As of July 2023 one prototype had been built and flown by INPAER in Brazil.

==Design and development==
The aircraft was designed to comply with the Brazilian and American light-sport aircraft rules as expected to be modified under the Federal Aviation Administration's proposed Modernization of Special Airworthiness Certificates (MOSAIC) rules. These new rules are expected to allow four seat LSAs up to a gross weight of 3000 lb, with a maximum 61 kn stall speed to be allowed in the US. Since Brazil has already approved the new regulations, the company expects to have the aircraft approved under the new rules in Brazil by mid-2024 and then in the US later.

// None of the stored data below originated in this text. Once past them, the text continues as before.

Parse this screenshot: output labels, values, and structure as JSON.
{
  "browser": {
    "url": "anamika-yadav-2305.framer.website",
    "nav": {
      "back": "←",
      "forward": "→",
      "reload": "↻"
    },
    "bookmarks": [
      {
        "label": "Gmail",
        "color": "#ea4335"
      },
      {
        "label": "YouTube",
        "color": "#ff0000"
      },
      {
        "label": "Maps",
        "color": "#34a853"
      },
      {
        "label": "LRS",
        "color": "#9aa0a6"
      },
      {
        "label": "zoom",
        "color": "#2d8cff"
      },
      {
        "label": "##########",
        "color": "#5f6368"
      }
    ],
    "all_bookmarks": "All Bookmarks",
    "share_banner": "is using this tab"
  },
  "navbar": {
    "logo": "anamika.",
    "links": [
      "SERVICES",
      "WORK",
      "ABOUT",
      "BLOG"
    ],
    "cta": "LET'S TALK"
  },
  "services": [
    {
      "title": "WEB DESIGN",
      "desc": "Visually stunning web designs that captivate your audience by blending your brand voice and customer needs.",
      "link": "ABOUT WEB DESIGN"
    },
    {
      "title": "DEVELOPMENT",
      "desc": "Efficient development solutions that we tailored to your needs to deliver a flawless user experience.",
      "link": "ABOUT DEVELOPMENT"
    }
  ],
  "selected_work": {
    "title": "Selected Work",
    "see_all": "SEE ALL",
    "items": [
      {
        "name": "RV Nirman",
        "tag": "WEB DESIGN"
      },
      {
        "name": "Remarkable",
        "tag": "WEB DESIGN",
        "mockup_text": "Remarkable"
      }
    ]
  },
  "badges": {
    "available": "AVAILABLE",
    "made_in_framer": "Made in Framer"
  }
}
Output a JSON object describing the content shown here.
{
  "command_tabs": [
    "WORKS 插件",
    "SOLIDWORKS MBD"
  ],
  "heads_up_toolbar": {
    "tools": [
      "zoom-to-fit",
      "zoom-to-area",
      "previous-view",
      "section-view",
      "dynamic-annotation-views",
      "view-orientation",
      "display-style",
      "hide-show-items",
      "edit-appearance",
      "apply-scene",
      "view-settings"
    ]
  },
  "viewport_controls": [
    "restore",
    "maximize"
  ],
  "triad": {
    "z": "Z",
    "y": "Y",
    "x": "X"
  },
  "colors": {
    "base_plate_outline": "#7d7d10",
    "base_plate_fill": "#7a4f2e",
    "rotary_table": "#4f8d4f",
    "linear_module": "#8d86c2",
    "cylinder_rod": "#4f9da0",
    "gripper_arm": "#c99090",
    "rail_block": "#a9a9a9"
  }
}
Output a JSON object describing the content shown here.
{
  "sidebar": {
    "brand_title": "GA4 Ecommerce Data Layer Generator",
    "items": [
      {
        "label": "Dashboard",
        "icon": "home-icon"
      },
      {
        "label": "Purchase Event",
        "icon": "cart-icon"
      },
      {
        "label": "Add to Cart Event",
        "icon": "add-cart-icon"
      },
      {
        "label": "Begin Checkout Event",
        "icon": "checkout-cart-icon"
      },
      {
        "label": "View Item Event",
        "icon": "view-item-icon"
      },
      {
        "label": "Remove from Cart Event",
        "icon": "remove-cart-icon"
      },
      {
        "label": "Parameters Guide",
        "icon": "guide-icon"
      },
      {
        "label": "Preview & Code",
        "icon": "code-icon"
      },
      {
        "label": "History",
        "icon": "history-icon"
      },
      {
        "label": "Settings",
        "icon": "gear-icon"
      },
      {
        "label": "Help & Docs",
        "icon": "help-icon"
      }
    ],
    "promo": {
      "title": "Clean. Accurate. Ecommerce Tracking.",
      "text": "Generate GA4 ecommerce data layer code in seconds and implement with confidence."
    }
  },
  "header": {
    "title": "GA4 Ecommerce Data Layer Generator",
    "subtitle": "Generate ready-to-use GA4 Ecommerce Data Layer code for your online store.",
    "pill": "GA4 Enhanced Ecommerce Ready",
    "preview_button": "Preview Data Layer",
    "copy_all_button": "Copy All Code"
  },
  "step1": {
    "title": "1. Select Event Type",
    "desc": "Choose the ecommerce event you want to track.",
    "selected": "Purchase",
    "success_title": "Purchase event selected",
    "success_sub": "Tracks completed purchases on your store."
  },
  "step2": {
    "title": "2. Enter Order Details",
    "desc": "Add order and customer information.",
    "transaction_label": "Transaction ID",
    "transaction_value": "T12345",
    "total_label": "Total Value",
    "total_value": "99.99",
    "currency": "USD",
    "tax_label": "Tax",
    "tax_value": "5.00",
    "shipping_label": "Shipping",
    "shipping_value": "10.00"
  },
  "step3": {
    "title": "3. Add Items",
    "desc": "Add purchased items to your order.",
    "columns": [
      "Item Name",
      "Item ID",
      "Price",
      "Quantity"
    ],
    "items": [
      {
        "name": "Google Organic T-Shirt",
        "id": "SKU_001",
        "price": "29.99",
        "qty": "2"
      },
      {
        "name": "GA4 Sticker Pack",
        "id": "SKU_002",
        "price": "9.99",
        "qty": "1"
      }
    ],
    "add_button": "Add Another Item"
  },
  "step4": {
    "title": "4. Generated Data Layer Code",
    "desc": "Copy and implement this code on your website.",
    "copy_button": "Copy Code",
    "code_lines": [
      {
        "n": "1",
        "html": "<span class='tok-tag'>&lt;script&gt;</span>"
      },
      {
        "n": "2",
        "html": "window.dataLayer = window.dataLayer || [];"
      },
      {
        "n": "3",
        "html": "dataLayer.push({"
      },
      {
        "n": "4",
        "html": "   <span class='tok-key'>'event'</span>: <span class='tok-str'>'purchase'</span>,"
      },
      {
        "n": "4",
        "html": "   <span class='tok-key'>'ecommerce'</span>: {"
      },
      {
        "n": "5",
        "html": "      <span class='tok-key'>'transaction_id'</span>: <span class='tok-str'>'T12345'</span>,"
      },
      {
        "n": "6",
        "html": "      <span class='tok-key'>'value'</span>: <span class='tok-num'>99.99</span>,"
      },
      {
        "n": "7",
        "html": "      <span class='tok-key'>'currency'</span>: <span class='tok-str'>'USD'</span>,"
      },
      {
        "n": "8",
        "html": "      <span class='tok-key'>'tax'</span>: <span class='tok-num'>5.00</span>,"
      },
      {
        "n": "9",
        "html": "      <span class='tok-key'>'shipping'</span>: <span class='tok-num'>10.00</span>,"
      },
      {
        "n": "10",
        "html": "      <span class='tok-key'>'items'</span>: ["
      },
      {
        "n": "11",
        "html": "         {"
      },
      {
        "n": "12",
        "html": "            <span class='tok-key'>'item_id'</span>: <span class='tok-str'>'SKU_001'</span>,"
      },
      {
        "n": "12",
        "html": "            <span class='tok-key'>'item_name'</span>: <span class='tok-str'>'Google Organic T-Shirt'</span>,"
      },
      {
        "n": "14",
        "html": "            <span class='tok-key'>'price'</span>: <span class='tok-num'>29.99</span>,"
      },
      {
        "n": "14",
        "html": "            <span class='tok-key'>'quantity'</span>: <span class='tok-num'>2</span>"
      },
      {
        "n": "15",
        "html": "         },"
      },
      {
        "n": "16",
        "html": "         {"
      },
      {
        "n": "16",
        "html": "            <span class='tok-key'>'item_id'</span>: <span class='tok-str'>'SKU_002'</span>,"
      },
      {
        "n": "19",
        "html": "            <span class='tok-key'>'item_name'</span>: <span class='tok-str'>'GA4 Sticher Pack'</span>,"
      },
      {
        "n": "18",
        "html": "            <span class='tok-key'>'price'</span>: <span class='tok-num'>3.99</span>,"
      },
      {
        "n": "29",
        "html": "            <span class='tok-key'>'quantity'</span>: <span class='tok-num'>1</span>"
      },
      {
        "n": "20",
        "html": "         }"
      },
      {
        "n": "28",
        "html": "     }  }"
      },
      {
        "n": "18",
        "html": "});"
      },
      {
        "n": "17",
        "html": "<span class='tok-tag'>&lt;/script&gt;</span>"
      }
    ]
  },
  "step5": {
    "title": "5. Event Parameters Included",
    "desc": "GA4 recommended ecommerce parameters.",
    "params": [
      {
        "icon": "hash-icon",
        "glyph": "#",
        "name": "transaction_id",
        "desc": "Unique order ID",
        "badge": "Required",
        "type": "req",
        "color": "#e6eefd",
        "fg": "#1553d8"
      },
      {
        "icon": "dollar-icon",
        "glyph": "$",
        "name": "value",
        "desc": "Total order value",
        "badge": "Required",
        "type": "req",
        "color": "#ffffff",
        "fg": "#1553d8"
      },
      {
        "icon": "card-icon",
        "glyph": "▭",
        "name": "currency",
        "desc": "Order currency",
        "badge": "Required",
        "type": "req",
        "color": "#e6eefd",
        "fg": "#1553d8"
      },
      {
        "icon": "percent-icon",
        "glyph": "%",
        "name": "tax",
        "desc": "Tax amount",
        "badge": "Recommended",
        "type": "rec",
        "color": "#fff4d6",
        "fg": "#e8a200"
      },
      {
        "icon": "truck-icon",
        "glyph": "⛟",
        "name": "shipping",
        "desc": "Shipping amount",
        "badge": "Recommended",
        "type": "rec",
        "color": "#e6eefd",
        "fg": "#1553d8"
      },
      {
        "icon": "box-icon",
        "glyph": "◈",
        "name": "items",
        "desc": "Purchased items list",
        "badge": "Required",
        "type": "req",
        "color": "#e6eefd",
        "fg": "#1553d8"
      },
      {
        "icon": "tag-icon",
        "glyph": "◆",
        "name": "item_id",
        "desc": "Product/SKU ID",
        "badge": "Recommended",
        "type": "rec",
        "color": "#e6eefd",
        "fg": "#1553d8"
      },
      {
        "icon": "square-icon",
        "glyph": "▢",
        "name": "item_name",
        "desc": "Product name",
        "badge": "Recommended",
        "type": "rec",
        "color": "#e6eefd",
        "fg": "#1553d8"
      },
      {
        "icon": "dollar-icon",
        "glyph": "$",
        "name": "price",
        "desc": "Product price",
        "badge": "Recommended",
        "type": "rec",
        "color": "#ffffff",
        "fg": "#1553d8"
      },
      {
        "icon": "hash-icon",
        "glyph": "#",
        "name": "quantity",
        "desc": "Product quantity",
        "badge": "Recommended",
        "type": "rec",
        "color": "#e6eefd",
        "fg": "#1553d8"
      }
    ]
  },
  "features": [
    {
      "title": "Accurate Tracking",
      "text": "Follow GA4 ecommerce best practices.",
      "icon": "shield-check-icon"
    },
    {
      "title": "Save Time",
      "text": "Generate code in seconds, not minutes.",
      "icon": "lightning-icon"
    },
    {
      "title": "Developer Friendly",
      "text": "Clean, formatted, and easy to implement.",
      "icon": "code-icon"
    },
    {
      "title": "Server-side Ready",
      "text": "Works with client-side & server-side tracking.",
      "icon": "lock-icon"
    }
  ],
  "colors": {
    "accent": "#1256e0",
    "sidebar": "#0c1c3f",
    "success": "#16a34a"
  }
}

The design features a strut-braced high-wing; a four-seat, enclosed cabin, accessed by extra-wide doors; fixed tricycle landing gear with wheel pants and a single engine in tractor configuration.

The aircraft is made from aluminum sheet over a welded 4130 steel cabin space frame. Standard engines available will be the 200 hp Lycoming IO-360 and 260 hp Lycoming IO-540 air-cooled, four-stroke powerplants.

Flight testing of the first prototype was underway in July 2023, at INPAER's plant in Campinas, Sao Paulo, Brazil.